Me Before You is a heartbreaker in the best sense. Employing emotional truth to bring the reader to tears. And yet, unlike other novels, tears are not gratuitous. Some situations, the author forces the reader to recognize, really are worth crying over. Furthermore, people can take an awful lot of sadness if you can be funny about it. Jojo Moyes is a literary stylist. Just a storyteller. And a really good one. She manages to draw on the skills she owned as a journalist to create a clear, candid picture of the practicalities of Will’s situation. While the novelist’s mind casts an illuminating light on her character’s reactions. Moyes makes them coming together extremely tender, both sweet and real. But there’s a deadline. One that haunts their love story haunts the novel. The author is masterful, in not shying from the complexities or shading the agony of choosing between life and death. It’s achingly hard to read at moments and yet such a joy.

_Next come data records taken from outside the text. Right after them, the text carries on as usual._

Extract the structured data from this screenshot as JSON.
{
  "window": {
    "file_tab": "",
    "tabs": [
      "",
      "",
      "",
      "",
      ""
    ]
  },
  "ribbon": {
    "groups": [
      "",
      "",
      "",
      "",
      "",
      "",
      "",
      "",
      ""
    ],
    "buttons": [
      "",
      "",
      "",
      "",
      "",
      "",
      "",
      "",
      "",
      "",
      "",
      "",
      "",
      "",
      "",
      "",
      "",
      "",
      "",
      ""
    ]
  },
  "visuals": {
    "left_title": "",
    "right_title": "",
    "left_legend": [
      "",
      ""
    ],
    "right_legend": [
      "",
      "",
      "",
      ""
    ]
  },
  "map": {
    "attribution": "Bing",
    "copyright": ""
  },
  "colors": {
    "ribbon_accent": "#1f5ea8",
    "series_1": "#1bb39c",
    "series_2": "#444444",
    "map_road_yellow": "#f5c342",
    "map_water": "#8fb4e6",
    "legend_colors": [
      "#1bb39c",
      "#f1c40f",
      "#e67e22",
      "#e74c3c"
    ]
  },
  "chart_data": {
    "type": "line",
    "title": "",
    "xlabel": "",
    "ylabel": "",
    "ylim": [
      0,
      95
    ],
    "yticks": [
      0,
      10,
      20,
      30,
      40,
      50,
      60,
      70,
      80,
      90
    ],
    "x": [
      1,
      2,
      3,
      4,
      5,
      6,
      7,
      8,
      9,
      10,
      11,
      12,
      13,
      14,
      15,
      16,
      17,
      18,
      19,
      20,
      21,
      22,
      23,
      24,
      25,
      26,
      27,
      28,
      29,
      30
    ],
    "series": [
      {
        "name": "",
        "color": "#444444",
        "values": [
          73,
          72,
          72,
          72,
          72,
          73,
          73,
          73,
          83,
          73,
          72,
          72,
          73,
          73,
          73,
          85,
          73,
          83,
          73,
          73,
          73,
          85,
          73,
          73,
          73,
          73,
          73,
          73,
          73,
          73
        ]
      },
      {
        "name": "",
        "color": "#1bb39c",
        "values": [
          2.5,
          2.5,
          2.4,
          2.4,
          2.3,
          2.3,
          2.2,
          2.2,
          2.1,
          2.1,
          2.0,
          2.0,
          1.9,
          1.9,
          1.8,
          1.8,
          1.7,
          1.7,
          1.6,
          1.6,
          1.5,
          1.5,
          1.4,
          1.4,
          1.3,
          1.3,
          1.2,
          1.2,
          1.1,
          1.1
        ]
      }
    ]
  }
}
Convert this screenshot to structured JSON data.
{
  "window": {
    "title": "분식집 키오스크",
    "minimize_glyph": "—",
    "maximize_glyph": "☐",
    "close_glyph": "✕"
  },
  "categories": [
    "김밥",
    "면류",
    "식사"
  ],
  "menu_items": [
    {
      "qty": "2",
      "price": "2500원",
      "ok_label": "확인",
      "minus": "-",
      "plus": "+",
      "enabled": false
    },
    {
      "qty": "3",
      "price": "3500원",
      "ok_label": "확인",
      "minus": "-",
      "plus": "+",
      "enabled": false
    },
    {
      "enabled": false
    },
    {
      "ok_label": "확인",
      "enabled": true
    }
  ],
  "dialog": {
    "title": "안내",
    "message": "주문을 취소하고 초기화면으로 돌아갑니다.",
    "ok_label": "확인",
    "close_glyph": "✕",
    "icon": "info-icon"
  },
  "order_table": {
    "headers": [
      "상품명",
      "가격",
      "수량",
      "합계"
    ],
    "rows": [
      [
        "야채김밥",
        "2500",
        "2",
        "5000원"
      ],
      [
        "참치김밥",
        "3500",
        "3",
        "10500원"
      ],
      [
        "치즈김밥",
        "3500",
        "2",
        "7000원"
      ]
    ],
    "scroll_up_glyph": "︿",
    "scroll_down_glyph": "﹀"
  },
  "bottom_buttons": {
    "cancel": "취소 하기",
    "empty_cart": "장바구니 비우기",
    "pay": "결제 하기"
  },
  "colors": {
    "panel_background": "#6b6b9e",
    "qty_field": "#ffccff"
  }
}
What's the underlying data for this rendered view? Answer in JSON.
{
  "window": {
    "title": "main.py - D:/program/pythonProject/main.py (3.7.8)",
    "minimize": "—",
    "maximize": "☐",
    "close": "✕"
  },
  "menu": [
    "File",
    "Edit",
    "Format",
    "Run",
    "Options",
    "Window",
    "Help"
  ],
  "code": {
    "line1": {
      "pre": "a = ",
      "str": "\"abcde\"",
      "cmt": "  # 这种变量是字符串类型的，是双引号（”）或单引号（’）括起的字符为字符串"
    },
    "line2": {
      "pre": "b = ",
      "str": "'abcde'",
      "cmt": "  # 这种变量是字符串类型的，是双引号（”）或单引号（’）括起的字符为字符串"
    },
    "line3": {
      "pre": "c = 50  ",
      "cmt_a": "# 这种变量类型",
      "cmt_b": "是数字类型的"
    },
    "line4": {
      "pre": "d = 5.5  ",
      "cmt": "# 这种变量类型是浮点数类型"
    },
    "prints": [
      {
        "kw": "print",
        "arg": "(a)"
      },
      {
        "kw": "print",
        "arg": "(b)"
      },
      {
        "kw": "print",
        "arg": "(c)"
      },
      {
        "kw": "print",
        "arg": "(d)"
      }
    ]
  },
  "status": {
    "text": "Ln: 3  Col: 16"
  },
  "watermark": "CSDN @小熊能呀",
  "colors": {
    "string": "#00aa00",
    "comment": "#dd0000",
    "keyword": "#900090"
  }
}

Screenwriters choose to lose the “Maze” scene when Lou recalls a sexual assault when she was younger. Often when you read about rape in fiction, it’s the defining event of a story. And cutting it from the movie, I think, was a good thing because the scene is very opaque in the book, and putting it on film would have given it far more weight than it has in the book. Plus, it would have eventually change the mood of the story. However the “Birthday Dinner” scene, at Louisa’s home, hits a particularly high note, offering the most poignant moment both in the book and the movie – its soul, really – as well as a pitch-perfect hilarious one. Finally, my favorite part of both the film and the book is when Will and Lou go out on a “date” to a concert. She wears a dress of sexiest scarlet, and as they are in the car ready to go home, he confesses in a very Hugh Gratian manner: “I don’t want to go in yet. I just want to be a man who’s been to a concert with a girl in a red dress.” I know a good British rom-com reference when I see one.

Overall, Me Before You doesn’t try to reinvent the genre. We’ve all seen some version of this movie before, but that doesn’t make it any less effective. It knows what it is and embraces it. “Tell me something good,” Will says to Louisa at two transformative junctures of the book. This story at its heart is about two people who properly listen to each other, it is something good. Now if you’ll excuse me, I have something in my eye. It’s allergies, I swear.